WHY WE HAVE THIS CARD
This card was created to help Firebolt users better understand how their workload is interacting with the engines, and can help discover potential bottlenecks in that aspect.
The 3 main resources of every Firebolt engine are:
- CPU
- RAM
- Disk
This article explains how to inspect each resource's utilization within your Firebolt engine. Use these methods to better understand how your workloads are interacting with your engines, and to help discover potential bottlenecks in resource consumption.
QUERY TO SHOW RESOURCE CONSUMPTION
The following query, which analyzes the information_schema.query_history
view, can be used to evaluate your engine CPU and transient RAM consumption over time, broken down by intervals you provide. You can run this query on any running engine.
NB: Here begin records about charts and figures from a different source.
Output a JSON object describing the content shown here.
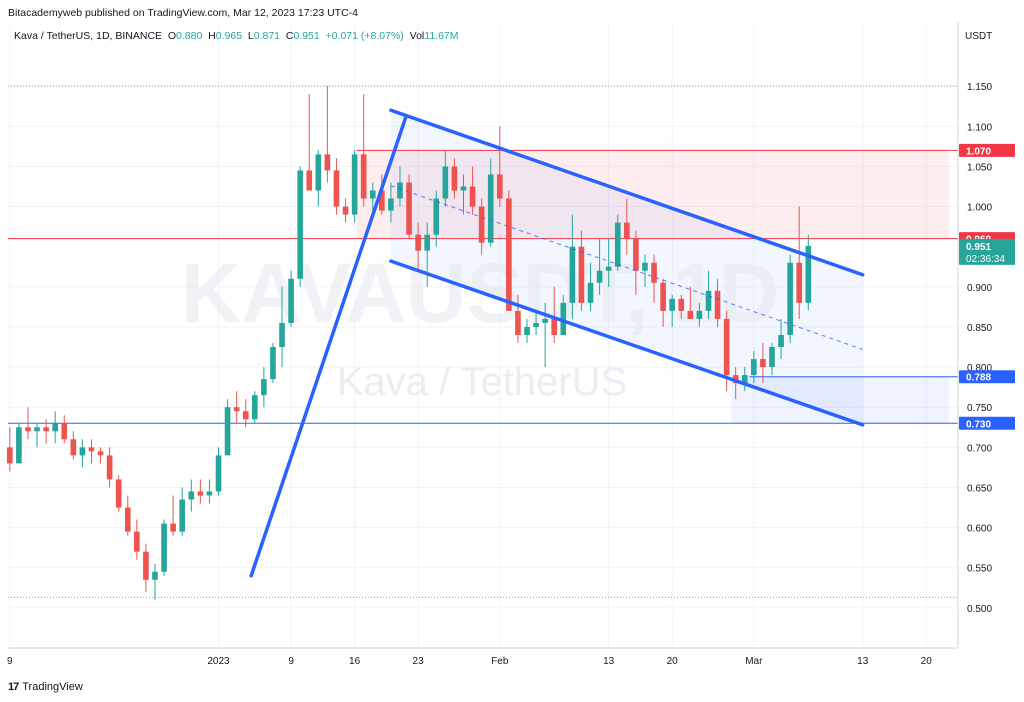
{
  "header": {
    "text": "Bitacademyweb published on TradingView.com, Mar 12, 2023 17:23 UTC-4"
  },
  "legend": {
    "symbol": "Kava / TetherUS, 1D, BINANCE",
    "open_k": "O",
    "open": "0.880",
    "high_k": "H",
    "high": "0.965",
    "low_k": "L",
    "low": "0.871",
    "close_k": "C",
    "close": "0.951",
    "change": "+0.071 (+8.07%)",
    "vol_k": "Vol",
    "vol": "11.67M"
  },
  "watermark": {
    "ticker": "KAVAUSDT, 1D",
    "name": "Kava / TetherUS"
  },
  "price_axis_unit": "USDT",
  "footer": {
    "logo": "17",
    "brand": "TradingView"
  },
  "colors": {
    "up": "#26a69a",
    "down": "#ef5350",
    "channel": "#2962ff",
    "resistance": "#f23645",
    "support": "#2962ff"
  },
  "chart_data": {
    "type": "candlestick",
    "ylim": [
      0.45,
      1.205
    ],
    "y_ticks": [
      "1.150",
      "1.100",
      "1.050",
      "1.000",
      "0.900",
      "0.850",
      "0.800",
      "0.750",
      "0.700",
      "0.650",
      "0.600",
      "0.550",
      "0.500"
    ],
    "y_tick_values": [
      1.15,
      1.1,
      1.05,
      1.0,
      0.9,
      0.85,
      0.8,
      0.75,
      0.7,
      0.65,
      0.6,
      0.55,
      0.5
    ],
    "x_ticks": [
      {
        "label": "9",
        "day": -23
      },
      {
        "label": "2023",
        "day": 0
      },
      {
        "label": "9",
        "day": 8
      },
      {
        "label": "16",
        "day": 15
      },
      {
        "label": "23",
        "day": 22
      },
      {
        "label": "Feb",
        "day": 31
      },
      {
        "label": "13",
        "day": 43
      },
      {
        "label": "20",
        "day": 50
      },
      {
        "label": "Mar",
        "day": 59
      },
      {
        "label": "13",
        "day": 71
      },
      {
        "label": "20",
        "day": 78
      }
    ],
    "x_range_days": [
      -23.2,
      81.5
    ],
    "candles": [
      [
        0.7,
        0.725,
        0.67,
        0.68
      ],
      [
        0.68,
        0.73,
        0.68,
        0.725
      ],
      [
        0.725,
        0.75,
        0.71,
        0.72
      ],
      [
        0.72,
        0.73,
        0.7,
        0.725
      ],
      [
        0.725,
        0.735,
        0.705,
        0.72
      ],
      [
        0.72,
        0.745,
        0.705,
        0.73
      ],
      [
        0.73,
        0.74,
        0.705,
        0.71
      ],
      [
        0.71,
        0.72,
        0.685,
        0.69
      ],
      [
        0.69,
        0.71,
        0.675,
        0.7
      ],
      [
        0.7,
        0.71,
        0.68,
        0.695
      ],
      [
        0.695,
        0.7,
        0.68,
        0.69
      ],
      [
        0.69,
        0.7,
        0.65,
        0.66
      ],
      [
        0.66,
        0.665,
        0.62,
        0.625
      ],
      [
        0.625,
        0.64,
        0.59,
        0.595
      ],
      [
        0.595,
        0.61,
        0.56,
        0.57
      ],
      [
        0.57,
        0.58,
        0.52,
        0.535
      ],
      [
        0.535,
        0.555,
        0.51,
        0.545
      ],
      [
        0.545,
        0.61,
        0.54,
        0.605
      ],
      [
        0.605,
        0.64,
        0.59,
        0.595
      ],
      [
        0.595,
        0.65,
        0.59,
        0.635
      ],
      [
        0.635,
        0.66,
        0.62,
        0.645
      ],
      [
        0.645,
        0.66,
        0.63,
        0.64
      ],
      [
        0.64,
        0.66,
        0.63,
        0.645
      ],
      [
        0.645,
        0.7,
        0.64,
        0.69
      ],
      [
        0.69,
        0.76,
        0.69,
        0.75
      ],
      [
        0.75,
        0.77,
        0.73,
        0.745
      ],
      [
        0.745,
        0.76,
        0.725,
        0.735
      ],
      [
        0.735,
        0.77,
        0.73,
        0.765
      ],
      [
        0.765,
        0.8,
        0.75,
        0.785
      ],
      [
        0.785,
        0.83,
        0.78,
        0.825
      ],
      [
        0.825,
        0.9,
        0.8,
        0.855
      ],
      [
        0.855,
        0.92,
        0.85,
        0.91
      ],
      [
        0.91,
        1.05,
        0.9,
        1.045
      ],
      [
        1.045,
        1.14,
        1.02,
        1.02
      ],
      [
        1.02,
        1.07,
        1.0,
        1.065
      ],
      [
        1.065,
        1.15,
        1.03,
        1.045
      ],
      [
        1.045,
        1.06,
        0.99,
        1.0
      ],
      [
        1.0,
        1.01,
        0.98,
        0.99
      ],
      [
        0.99,
        1.07,
        0.98,
        1.065
      ],
      [
        1.065,
        1.14,
        1.0,
        1.01
      ],
      [
        1.01,
        1.03,
        0.99,
        1.02
      ],
      [
        1.02,
        1.04,
        0.99,
        0.995
      ],
      [
        0.995,
        1.03,
        0.98,
        1.01
      ],
      [
        1.01,
        1.05,
        1.0,
        1.03
      ],
      [
        1.03,
        1.04,
        0.96,
        0.965
      ],
      [
        0.965,
        0.98,
        0.92,
        0.945
      ],
      [
        0.945,
        0.98,
        0.9,
        0.965
      ],
      [
        0.965,
        1.02,
        0.95,
        1.01
      ],
      [
        1.01,
        1.07,
        1.0,
        1.05
      ],
      [
        1.05,
        1.06,
        1.01,
        1.02
      ],
      [
        1.02,
        1.04,
        0.99,
        1.025
      ],
      [
        1.025,
        1.05,
        0.99,
        1.0
      ],
      [
        1.0,
        1.01,
        0.94,
        0.955
      ],
      [
        0.955,
        1.06,
        0.95,
        1.04
      ],
      [
        1.04,
        1.1,
        1.0,
        1.01
      ],
      [
        1.01,
        1.02,
        0.87,
        0.87
      ],
      [
        0.87,
        0.89,
        0.83,
        0.84
      ],
      [
        0.84,
        0.86,
        0.83,
        0.85
      ],
      [
        0.85,
        0.87,
        0.84,
        0.855
      ],
      [
        0.855,
        0.88,
        0.8,
        0.86
      ],
      [
        0.86,
        0.9,
        0.83,
        0.84
      ],
      [
        0.84,
        0.89,
        0.84,
        0.88
      ],
      [
        0.88,
        0.99,
        0.86,
        0.95
      ],
      [
        0.95,
        0.97,
        0.87,
        0.88
      ],
      [
        0.88,
        0.93,
        0.87,
        0.905
      ],
      [
        0.905,
        0.96,
        0.89,
        0.92
      ],
      [
        0.92,
        0.96,
        0.9,
        0.925
      ],
      [
        0.925,
        0.99,
        0.92,
        0.98
      ],
      [
        0.98,
        1.01,
        0.94,
        0.96
      ],
      [
        0.96,
        0.97,
        0.89,
        0.92
      ],
      [
        0.92,
        0.94,
        0.9,
        0.93
      ],
      [
        0.93,
        0.94,
        0.88,
        0.905
      ],
      [
        0.905,
        0.91,
        0.85,
        0.87
      ],
      [
        0.87,
        0.89,
        0.85,
        0.885
      ],
      [
        0.885,
        0.89,
        0.86,
        0.87
      ],
      [
        0.87,
        0.9,
        0.86,
        0.86
      ],
      [
        0.86,
        0.88,
        0.85,
        0.87
      ],
      [
        0.87,
        0.92,
        0.86,
        0.895
      ],
      [
        0.895,
        0.91,
        0.85,
        0.86
      ],
      [
        0.86,
        0.87,
        0.77,
        0.79
      ],
      [
        0.79,
        0.8,
        0.76,
        0.78
      ],
      [
        0.78,
        0.8,
        0.77,
        0.79
      ],
      [
        0.79,
        0.82,
        0.78,
        0.81
      ],
      [
        0.81,
        0.83,
        0.78,
        0.8
      ],
      [
        0.8,
        0.83,
        0.79,
        0.825
      ],
      [
        0.825,
        0.86,
        0.81,
        0.84
      ],
      [
        0.84,
        0.94,
        0.83,
        0.93
      ],
      [
        0.93,
        1.0,
        0.86,
        0.88
      ],
      [
        0.88,
        0.965,
        0.871,
        0.951
      ]
    ],
    "levels": [
      {
        "price": 1.07,
        "label": "1.070",
        "color": "#f23645"
      },
      {
        "price": 0.96,
        "label": "0.960",
        "color": "#f23645"
      },
      {
        "price": 0.788,
        "label": "0.788",
        "color": "#2962ff"
      },
      {
        "price": 0.73,
        "label": "0.730",
        "color": "#2962ff"
      }
    ],
    "last_price": {
      "label": "0.951",
      "countdown": "02:36:34"
    },
    "channel": {
      "upper": [
        [
          19,
          1.12
        ],
        [
          71,
          0.915
        ]
      ],
      "lower": [
        [
          19,
          0.932
        ],
        [
          71,
          0.728
        ]
      ],
      "mid": [
        [
          19,
          1.026
        ],
        [
          71,
          0.822
        ]
      ],
      "uptrend": [
        [
          3.6,
          0.54
        ],
        [
          20.6,
          1.11
        ]
      ]
    }
  }
}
First we’ll show you the query, and then we’ll break it down.
WITH time_window AS (
SELECT
'2022-10-27 09:10:00' :: timestamp AS start_time,
'2022-10-27 09:40:00' :: timestamp AS end_time,
1 :: INT AS "analysis_interval",
30 :: INT AS "results_interval"
),
qs_time_window AS (
SELECT
(
SELECT
"analysis_interval"
FROM
time_window
):: INT AS "analysis_interval",
min("start_time") AS start_time,
max("start_time") AS end_time
FROM
information_schema.query_history
WHERE
"start_time" BETWEEN (
SELECT
start_time
FROM
time_window
)
AND (
SELECT
end_time
FROM
time_window
)
),
timeline AS (
SELECT
data_point
FROM
(
SELECT
array_distinct(
transform(
x -> CASE WHEN date_add(
'second',
(x / "analysis_interval"):: INT * "analysis_interval",
start_time
) < end_time THEN date_add(
'second',
(x / "analysis_interval"):: INT * "analysis_interval",
start_time
) ELSE end_time end,
array_enumerate(
split('', REPEAT('1', 86400))
)
)
) AS data_points
FROM
qs_time_window
) unnest (data_points AS data_point)
),
queries_details AS (
SELECT
(
SELECT
"analysis_interval"
FROM
time_window
) AS "analysis_interval",
"query_id" AS query_id,
CASE WHEN NOT CONTAINS(
nest("status"),
'ENDED_SUCCESSFULLY'
) THEN 0 ELSE 1 end AS finished,
min("start_time") AS start_time,
max("start_time") AS end_time,
sum("duration_usec") / 1000.0 AS duration,
sum("scanned_bytes") / 1000000000.0 AS read_gb,
sum("total_ram_consumed") / 1000000000.0 AS ram_used_gb
FROM
information_schema.query_history
WHERE
"start_time" BETWEEN (
SELECT
min(data_point)
FROM
timeline
)
AND (
SELECT
max(data_point)
FROM
timeline
)
GROUP BY
"query_id"
),
interval_results AS (
SELECT
data_point,
count(*) AS total_queries,
count(*) - sum(finished) AS "unfinished_queries",
round(
avg(
CASE WHEN duration < 1 THEN duration ELSE to_float(
date_diff(
'second',
(start_time),
to_timestamp(
CASE WHEN date_add(
'second', "analysis_interval", data_point
) < end_time THEN date_add(
'second', "analysis_interval", data_point
) ELSE end_time end
)
)
) end
),
3
) AS avg_running_duration,
round(
sum(read_gb), 10
) AS sum_read_gb,
round(
sum(ram_used_gb), 10
) AS sum_ram_used_gb,
nest(query_id) AS queries_ids
FROM
timeline CROSS
JOIN queries_details
WHERE
data_point BETWEEN start_time
AND end_time
GROUP BY
data_point
ORDER BY
data_point
)
SELECT
date_add(
'second',
(
date_diff('second', start_time, data_point) / "results_interval"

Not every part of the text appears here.